これが私たちの抱く、「犠牲になっている感」と「奪われている感」の正体です。
「ああ、自分に何かを依頼する人が好きか嫌いかで決まるのか」と思うかもしれません。そこに大きなヒントがあることは間違いありませんが、それではまだ答えにいたっていません。
「犠牲になっている感、奪われている感は、自分の意志で創り出している」
これがこの話の本質です。
恋人と嫌いな上司の話で、行動の種類や内容、そして自分の置かれた状況が原因でないことは明らかになりました。同じことをやっても、私たちは「犠牲になっている感」と「奪われている感」を抱かないことがあるのです。
残る要因は「依頼主が誰か」なのですが、そもそも相手を好ましく思うか、嫌いと思うかを判断しているのはあなた自身です。
拙著『グッドバイブス ご機嫌な仕事』のプロローグで私は次のように書きました。
「あたなのまわりにいる大嫌いな人も、彼らを嫌うと意志決定した瞬間に、あなたによって創造されたということです」
受け入れがたいかもしれませんが、これがグッドバイブスの根底にある重要な発想です。
あなたが「この人を嫌う」と意志決定することで、ひとりの「嫌いな上司」がこの世に創造されます。その上司から依頼された仕事に、「犠牲になっている感」と「奪われている感」を抱くとするならば、その思いはやはり、あなたが自分の意志で創造したことにならないでしょうか。
ただ、いまは「だから嫌いな人を創り出さなければいい」という話にもっていくのはやめておきましょう。そこまで問題を難しくする必要はありません。
たったひとつ、
「自分はいつでもしあわせでいたいか?」
を問うだけでいいのです。
それが誰からのものであっても、依頼にはいつでも2つの種類しかありません。
「断ることができない依頼」と「断ることができる依頼」
です。
仕事の場合なら、ほとんどが前者になるでしょう。家族からの依頼であれば、「本音を言えば断りたいけれど、怒られるのが嫌だから仕方なくやる」といった、やむなく前者になってしまうものも少なくないでしょう。
けれども、もしあなたが、「それをやるくらいなら、すべてを失った方がマシだ!」と思うような依頼であれば、仕事であろうとプライベートであろうと、無条件で断るはずです。
だとすると、あなたの前に残っているのはいつでも「断ることができない依頼」だけということになります。それはもう、「実行することが決まってしまっている行動」と捉えるしかないものです。

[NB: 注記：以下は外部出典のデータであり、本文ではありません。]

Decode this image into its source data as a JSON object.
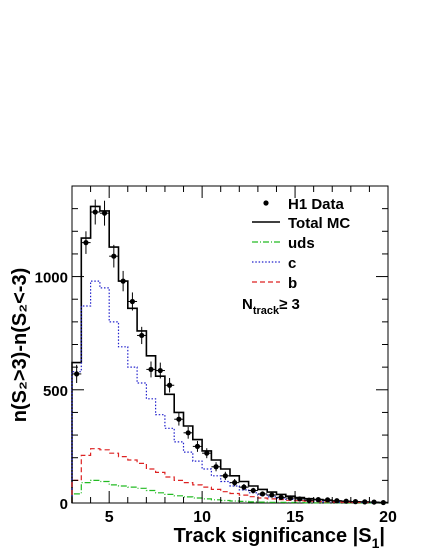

あとは、あなたの意志に委ねられた次の選択肢が待っているだけです。
A:その仕事を気持ちよくやりたいか?
B:犠牲になっている、何かを奪われていると感じながらやりたいか?
誰のための選択か? もちろんほかでもない、あなた自身のためのです。
ここで、重要になるのが先の問いです。
「自分はいつでもしあわせでいたいか?」
答えに迷うようなら、ここで「依頼主」と「依頼されたこと」を完全に切り離してください。「依頼されたこと」にベタ塗りされている「依頼主」の印象やら、好き嫌いやらをすべて洗い流します。
「なんでこんな忙しい時期に」などの思いもあるでしょう。「他に手の空いている人がいるじゃないか」などの不公平感が拭えないこともあるでしょう。
けれども、どれだけ不満があろうと「実行することが決まってしまっている行動」があなたの前から消え去ることはありません。組織の問題はまた個別に修正すべきもので、今回の件を不機嫌に行うことでは解決しません。
だから、あらゆるノイズをあなたの意志で取り除いて、キレイでフラットな、
「ただ自分の目の前にある、これから実行するひとつのこと」
にしておくほうがいいのです。
これで、「いまここ」で目の前のことに100パーセントのエネルギーを注ぎ込む準備が整いました。そして、このブログでも繰り返し書いてきたように、私たちが妄想ではなく、リアルに何かを感じられる時間は「いまここ」しかありません。
そこに入ることができたあなたは、何の色もついていない「これから実行するひとつのこと」をやりながら、実は誰の犠牲にもなっていないし、何も奪われていないという、しあわせな事実を体験するはずです。